Other pieces included a wardrobe and lights made using crate-making techniques. Using odd and ends of these pieces, Bey created pixelated chairs and stools. Fittingly named after the novel by Antoine de Saint-Exupéry, The Little Prince Chair, or Knitted Chair, was built using small blocks that don't fit.
'For me it is a thinking method. It is a model world. So it I was thinking about how you can destroy things into very small parts and then remake things again.'
Bey likes to recycle using old forms and old traditions. "It's all about using ecological materials, the reuse of things – like finding a new world for old things," he continues. "You can slowly develop them into a new thing." His work ethic means that Bey has laid the groundwork for many other designers who have been inspired by him – a position he is comfortable with. "I am better in this in-between [role]," he explains. "I get the ideas and I am happy for people to follow them. I see designs and I say: 'Jesus, we already had it but we never made it commercially'." Bey does not design with a mass market in mind.
Studio Makkink & Bey's designs might be very experimental but they are not enigmatic. Bey does not seek to create puzzles, but rather transform a symbolic ordinary, uniform object into a bold, unique one. Take his Ear Chair, designed for the reception area of a Tilburg Insurance company. It shows how the design of a piece of furniture can influence an interior. The Ear Chairs form the basis of the ambience and influence the way the space is used, yet are comfortable and have small tables integrated into the arm rests. Bey also gives his furniture ordinary purpose and function. "At the end it is all about functionality but how we like to do it is in a very smooth way," he says.
Recently, Bey used pine container boxes to mould together tables and chests of drawers. He even used the concept to create a child's room that starts off small, protective and womb-like but grows with more crates and changes completely what the room originally was. It's the work of a model-maker.
The architecture connection
Ever the design pioneer, Bey has experimented with architecture, which he believes is indissolubly connected with products. Bey's contribution to the Vijverberg VI exhibition in Tytsjerk in October 2008 currently sits in the Dutch countryside. The Strawbale Cabin is a small house made from wood and straw. Inside, a desk and chair sit on top of straw bales.
In 2007, Bey was asked by the ROC professional training school in Apeldoorn in the Netherlands to design a classroom. The result allows children to think beyond the realm of what has been traditionally asked of them. Bey decorated the classroom walls, floor and furniture with images and graphics taken from reference books used at the school. "As soon as you are not looking at your books, you look up and see these things shown in a different landscape, maybe more of a puzzle, maybe more
chaotic, but with the mind you can unscrew them again and make new stories," he tells me.

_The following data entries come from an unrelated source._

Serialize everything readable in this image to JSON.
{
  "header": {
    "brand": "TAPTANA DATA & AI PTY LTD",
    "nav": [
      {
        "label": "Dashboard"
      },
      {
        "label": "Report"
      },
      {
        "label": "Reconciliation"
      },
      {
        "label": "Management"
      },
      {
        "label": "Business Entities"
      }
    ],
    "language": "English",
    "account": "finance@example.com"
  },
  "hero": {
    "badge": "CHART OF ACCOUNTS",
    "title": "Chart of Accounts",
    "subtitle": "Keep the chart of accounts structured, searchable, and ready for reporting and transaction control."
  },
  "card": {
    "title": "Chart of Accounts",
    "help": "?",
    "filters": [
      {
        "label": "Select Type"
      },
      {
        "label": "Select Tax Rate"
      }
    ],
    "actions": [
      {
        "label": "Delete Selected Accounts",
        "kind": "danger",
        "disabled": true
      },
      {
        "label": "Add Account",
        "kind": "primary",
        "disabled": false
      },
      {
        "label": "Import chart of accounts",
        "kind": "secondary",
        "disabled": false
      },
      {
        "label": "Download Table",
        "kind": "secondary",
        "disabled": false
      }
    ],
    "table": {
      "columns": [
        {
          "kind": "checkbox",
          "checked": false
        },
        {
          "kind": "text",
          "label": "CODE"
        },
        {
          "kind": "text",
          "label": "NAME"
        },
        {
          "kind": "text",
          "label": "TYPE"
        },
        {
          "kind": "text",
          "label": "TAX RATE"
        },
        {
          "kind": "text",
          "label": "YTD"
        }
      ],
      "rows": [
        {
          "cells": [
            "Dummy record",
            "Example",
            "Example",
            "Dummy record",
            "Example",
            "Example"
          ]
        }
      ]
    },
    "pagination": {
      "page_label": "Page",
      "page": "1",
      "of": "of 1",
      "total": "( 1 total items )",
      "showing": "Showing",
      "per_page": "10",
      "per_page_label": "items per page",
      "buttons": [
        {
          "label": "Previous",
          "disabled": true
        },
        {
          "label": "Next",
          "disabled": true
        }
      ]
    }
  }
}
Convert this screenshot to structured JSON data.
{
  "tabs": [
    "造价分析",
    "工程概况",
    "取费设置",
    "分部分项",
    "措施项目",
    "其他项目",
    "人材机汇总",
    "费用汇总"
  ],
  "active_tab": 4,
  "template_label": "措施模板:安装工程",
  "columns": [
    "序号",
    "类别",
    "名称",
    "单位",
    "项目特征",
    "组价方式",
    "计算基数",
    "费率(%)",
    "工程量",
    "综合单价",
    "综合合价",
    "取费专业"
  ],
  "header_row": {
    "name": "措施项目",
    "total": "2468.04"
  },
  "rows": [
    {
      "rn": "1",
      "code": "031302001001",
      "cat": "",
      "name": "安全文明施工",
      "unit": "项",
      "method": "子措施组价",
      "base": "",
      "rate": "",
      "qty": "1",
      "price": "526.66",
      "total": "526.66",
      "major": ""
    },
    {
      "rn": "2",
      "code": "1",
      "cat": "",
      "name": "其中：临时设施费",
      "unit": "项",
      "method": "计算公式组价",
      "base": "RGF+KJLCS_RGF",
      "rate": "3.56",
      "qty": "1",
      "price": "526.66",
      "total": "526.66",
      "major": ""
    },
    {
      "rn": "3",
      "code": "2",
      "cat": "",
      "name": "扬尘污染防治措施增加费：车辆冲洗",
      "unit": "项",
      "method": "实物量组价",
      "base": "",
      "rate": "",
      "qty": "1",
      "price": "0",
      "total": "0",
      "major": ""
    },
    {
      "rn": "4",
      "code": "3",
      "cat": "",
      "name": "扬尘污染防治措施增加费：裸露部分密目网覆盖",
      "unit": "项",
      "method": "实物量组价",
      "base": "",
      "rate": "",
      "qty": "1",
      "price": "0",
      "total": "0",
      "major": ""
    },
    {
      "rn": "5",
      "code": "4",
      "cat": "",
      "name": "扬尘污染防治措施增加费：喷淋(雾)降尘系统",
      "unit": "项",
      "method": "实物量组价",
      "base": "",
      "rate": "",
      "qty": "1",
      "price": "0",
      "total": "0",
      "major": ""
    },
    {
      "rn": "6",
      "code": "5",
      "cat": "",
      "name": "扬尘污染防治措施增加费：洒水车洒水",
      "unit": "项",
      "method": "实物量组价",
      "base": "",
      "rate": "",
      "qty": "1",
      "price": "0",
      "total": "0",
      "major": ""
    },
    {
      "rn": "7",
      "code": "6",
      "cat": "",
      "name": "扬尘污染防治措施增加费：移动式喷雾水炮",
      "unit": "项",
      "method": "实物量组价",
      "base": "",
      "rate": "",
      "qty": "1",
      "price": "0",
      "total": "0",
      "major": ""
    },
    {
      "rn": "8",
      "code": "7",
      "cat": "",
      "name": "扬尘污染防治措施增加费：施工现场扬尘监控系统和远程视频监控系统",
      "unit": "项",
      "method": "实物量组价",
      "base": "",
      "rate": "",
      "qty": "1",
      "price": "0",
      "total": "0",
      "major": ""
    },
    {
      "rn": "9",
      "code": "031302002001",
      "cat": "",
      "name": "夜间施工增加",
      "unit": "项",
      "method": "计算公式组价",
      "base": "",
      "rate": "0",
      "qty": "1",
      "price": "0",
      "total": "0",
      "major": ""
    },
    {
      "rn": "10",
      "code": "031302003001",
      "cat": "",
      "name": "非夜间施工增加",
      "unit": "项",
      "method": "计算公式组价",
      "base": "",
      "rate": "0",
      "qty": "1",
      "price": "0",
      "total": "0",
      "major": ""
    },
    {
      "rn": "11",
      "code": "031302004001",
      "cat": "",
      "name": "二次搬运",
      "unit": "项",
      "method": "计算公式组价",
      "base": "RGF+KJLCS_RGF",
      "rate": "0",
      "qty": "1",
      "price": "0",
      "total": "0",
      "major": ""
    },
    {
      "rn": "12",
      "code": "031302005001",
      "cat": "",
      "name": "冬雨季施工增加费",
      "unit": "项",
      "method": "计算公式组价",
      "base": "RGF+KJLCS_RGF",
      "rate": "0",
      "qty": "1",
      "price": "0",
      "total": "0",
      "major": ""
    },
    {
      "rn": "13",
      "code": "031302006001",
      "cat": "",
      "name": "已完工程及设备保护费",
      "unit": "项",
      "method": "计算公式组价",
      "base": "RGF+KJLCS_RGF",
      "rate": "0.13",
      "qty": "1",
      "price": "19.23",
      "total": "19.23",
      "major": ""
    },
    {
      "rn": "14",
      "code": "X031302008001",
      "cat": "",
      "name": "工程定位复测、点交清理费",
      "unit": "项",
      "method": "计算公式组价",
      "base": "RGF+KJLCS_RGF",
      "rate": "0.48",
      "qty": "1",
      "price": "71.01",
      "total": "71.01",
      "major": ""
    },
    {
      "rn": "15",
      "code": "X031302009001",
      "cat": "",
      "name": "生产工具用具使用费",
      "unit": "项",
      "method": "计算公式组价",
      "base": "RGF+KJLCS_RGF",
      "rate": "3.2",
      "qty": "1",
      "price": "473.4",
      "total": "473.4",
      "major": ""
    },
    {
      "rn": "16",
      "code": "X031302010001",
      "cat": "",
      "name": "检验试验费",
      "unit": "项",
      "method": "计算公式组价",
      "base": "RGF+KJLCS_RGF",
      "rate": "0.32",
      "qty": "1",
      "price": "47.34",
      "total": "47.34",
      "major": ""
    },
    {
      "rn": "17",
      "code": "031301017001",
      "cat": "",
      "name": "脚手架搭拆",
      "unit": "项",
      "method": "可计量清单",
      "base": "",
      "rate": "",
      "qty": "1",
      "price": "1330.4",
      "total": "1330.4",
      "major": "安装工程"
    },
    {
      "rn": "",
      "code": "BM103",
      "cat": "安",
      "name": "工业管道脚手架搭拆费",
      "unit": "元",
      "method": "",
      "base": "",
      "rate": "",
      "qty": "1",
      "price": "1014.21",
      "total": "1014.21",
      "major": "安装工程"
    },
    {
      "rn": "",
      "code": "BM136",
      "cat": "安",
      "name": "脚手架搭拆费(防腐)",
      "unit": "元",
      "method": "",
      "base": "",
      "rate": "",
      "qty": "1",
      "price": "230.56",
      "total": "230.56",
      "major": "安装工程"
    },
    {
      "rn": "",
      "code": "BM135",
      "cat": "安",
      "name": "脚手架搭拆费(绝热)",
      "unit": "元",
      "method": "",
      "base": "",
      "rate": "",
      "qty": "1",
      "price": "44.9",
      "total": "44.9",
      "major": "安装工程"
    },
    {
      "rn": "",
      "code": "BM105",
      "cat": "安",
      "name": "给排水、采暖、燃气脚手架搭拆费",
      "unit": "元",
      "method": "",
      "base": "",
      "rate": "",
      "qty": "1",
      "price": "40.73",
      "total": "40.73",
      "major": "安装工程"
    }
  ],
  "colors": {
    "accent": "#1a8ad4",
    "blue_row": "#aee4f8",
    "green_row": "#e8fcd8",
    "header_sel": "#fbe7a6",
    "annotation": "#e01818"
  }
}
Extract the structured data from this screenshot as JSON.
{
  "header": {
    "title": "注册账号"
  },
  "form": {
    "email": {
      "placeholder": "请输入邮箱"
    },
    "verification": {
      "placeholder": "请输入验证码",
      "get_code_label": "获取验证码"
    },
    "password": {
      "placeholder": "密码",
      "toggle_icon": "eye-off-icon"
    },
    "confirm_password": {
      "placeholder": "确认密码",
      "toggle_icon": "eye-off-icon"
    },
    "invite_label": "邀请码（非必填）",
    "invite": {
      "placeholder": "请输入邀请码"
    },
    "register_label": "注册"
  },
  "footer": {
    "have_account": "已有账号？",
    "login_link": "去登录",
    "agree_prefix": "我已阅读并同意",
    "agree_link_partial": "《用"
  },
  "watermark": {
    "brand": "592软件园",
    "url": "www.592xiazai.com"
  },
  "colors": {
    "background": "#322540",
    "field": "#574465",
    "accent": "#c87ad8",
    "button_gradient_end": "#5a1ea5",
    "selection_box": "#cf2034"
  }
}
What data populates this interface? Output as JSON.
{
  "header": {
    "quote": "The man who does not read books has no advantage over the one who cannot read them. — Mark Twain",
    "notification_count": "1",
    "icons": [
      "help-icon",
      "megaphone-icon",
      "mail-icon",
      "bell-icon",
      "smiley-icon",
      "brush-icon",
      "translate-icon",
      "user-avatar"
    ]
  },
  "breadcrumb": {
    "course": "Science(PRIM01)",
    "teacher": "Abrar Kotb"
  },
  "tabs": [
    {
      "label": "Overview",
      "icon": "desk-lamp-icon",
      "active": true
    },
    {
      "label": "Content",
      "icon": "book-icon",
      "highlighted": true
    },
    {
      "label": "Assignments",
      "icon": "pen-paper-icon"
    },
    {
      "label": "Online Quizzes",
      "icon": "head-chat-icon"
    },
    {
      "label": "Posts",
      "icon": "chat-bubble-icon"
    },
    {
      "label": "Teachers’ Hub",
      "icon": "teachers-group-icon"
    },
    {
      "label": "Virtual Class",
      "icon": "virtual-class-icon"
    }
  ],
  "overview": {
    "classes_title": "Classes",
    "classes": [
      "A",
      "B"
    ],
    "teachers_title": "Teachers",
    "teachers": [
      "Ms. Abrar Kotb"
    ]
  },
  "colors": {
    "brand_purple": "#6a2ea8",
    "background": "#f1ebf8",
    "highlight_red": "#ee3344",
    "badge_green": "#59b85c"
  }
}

The RCA's senior tutor for product design is as committed to design education as he is to his studio. Bey believes that design schools now place too much emphasis on the finished product at the expense of the design process itself. He is also concerned about the level of expectation facing young designers today. "When I was a student in Eindhoven, if you had one project, you could live a year on it," he says. "You were faster than your pieces. Now your pieces are faster than you are." Has the design process sped up? "Perhaps. If you watch soccer from 20 years ago, they walk and play the ball differently. It all looks a bit stiff compared with the game today."
It is proof of Bey's versatility that he is working on many projects with other designers as well as architects. Following on from his work designing a villa interior for MVRDV in Eindhoven and a garden for people with Alzheimer's near Utrecht, Bey is currently working with UNStudio's Ben van Berkel on furniture. He currently holds the arts directorship for design company Prooff.
Bey has to leave for a tutorial. As a parting shot, he tells me that amateurism is nothing to be scared of. "I don't feel uncomfortable being an amateur at things," he says, smiling. "I think it's a very good direction."